By applying the Chernoff bounding method with t = (1 + \delta) \mu, we can derive a upper bound

\begin{aligned} \mathbb{P} (X \geq (1 + \delta) \mu) & \leq \inf_{s > 0} \frac{ \mathbb{E}_{X} [e^{s X}] }{ e^{s (1 + \delta) \mu} } \\ & = \inf_{s > 0} \frac{ \exp[(e^{s} - 1) \mu] }{ e^{s (1 + \delta) \mu} } \\ & = \inf_{s > 0} \exp\left[ (e^{s} - 1) \mu - (1 + \delta) \mu s \right]. \end{aligned}

Since \exp [(e^{s} - 1) \mu - (1 + \delta) \mu s] is a convex function

\begin{aligned} \frac{ d }{ d s } \exp\left[ (e^{s} - 1) \mu - (1 + \delta) \mu s \right] & = 0 \\ (\mu e^{s} - (1 + \delta) \mu) \exp\left[ (e^{s} - 1) \mu - (1 + \delta) \mu s \right] & = 0 \\ \mu e^{s} - (1 + \delta) \mu & = 0 \\ s & = \log [1 + \delta]. \end{aligned}

Now let’s select s = \log [1 + \delta] to get the tight upper bound

\begin{aligned} \frac{ \exp[(e^{s} - 1) \mu] }{ e^{s (1 + \delta) \mu} } & = \frac{ \exp[(e^{\log[1 + \delta]} - 1) \mu] }{ e^{\log[1 + \delta] (1 + \delta) \mu} } \\ & = \frac{ e^{\delta \mu} }{ (1 + \delta)^{(1 + \delta) \mu} } \\ & = \left( \frac{e^{\delta}}{(1 + \delta)^{1 + \delta}} \right)^{\mu}. \end{aligned}

Taking \exp \log on the upper bound to derive

\begin{aligned} \left( \frac{ e^{\delta} }{ (1 + \delta)^{1 + \delta} } \right)^{\mu} & = \exp \left[ \log \left[ \left( \frac{ e^{\delta} }{ (1 + \delta)^{1 + \delta} } \right)^{\mu} \right] \right] \\ & = \exp \left[ \mu \left( \log e^{\delta} - \log \left[ (1 + \delta)^{1 + \delta} \right] \right) \right] \\ & = \exp \left[ \mu \left( \delta - (1 + \delta) \log [(1 + \delta)] \right) \right]. \end{aligned}

Since \log [1 + x] \geq \frac{ x }{ 1 + \frac{x}{2} } for all x > 0,

\begin{aligned} \exp \left[ \mu \left( \delta - (1 + \delta) \log [(1 + \delta)] \right) \right] & \leq \exp \left[ \mu \left( \delta - \frac{ (1 - \delta) \delta }{ 1 + \frac{\delta}{2} } \right) \right] \\ & = \exp \left[ \mu \left( \frac{ (1 + \frac{\delta}{2}) \delta }{ 1 + \frac{ \delta }{ 2 } } - \frac{ (1 - \delta) \delta }{ 1 + \frac{ \delta }{ 2 } } \right) \right] \\ & = \exp \left[ - \left( \frac{ \delta^{2} }{ 2 + \delta } \right) \mu \right]. \end{aligned}

Putting all together to derive the upper tail of Chernoff bound

\mathbb{P} (X \geq (1 + \delta) \mu) \leq \exp \left[ - \left( \frac{ \delta^{2} }{ 2 + \delta } \right) \mu \right].

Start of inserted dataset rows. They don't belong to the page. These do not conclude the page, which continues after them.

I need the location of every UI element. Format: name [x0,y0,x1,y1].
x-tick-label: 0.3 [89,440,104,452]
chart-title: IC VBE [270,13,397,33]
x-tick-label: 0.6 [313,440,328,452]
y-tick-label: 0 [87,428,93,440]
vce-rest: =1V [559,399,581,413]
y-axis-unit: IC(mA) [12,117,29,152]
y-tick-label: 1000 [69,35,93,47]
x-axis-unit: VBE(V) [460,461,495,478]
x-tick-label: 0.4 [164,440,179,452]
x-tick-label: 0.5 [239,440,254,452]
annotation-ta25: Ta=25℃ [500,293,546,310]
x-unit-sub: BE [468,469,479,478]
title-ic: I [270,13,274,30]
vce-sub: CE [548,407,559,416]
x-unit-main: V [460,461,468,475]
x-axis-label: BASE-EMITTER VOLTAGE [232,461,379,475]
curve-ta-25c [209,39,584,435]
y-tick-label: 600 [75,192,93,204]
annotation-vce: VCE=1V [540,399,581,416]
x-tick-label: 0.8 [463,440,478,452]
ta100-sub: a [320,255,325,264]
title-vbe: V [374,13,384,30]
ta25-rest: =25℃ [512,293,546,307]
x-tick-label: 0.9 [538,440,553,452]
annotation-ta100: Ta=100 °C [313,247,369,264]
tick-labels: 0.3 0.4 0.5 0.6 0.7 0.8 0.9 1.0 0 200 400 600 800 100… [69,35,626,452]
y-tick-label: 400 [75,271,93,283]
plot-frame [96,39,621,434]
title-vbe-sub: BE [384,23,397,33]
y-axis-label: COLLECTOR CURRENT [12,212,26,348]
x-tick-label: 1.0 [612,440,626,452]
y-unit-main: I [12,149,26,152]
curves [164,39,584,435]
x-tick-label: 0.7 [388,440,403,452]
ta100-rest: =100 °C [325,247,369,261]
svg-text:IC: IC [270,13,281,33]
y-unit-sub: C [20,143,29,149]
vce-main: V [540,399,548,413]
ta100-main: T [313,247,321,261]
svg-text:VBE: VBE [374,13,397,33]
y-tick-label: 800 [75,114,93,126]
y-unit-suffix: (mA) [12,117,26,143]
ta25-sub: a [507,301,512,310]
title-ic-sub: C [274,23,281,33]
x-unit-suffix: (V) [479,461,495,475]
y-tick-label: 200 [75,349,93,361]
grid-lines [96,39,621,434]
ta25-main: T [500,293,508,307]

The proof for the lower tail is similar except that

  • taking s = \log [1 - \delta] to maximize the lower bound, and

  • applies the inequality \log [1 - x] \geq -x + \frac{ x^{2} }{ 2 } in the last step for 0 < x < 1.

General Chernoff bound

Let X_{1}, \dots, X_{n} be bounded independent random variables such that X_{i} \in [a, b], \forall i. Let X = \sum_{i=1}^{n} X_{i} and \mu = \mathbb{E}_{X} [X]. Then for \delta > 0

  • Upper tail:

    \mathbb{P} (X \geq (1 + \delta) \mu) \leq \exp \left[ -\frac{ 2 \delta^{2} \mu^{2} }{ n (b - a)^{2} } \right]

  • Lower tail:

    \mathbb{P} (X \leq (1 - \delta) \mu) \leq \exp \left[ -\frac{ \delta^{2} \mu^{2} }{ n (b - a)^{2} } \right]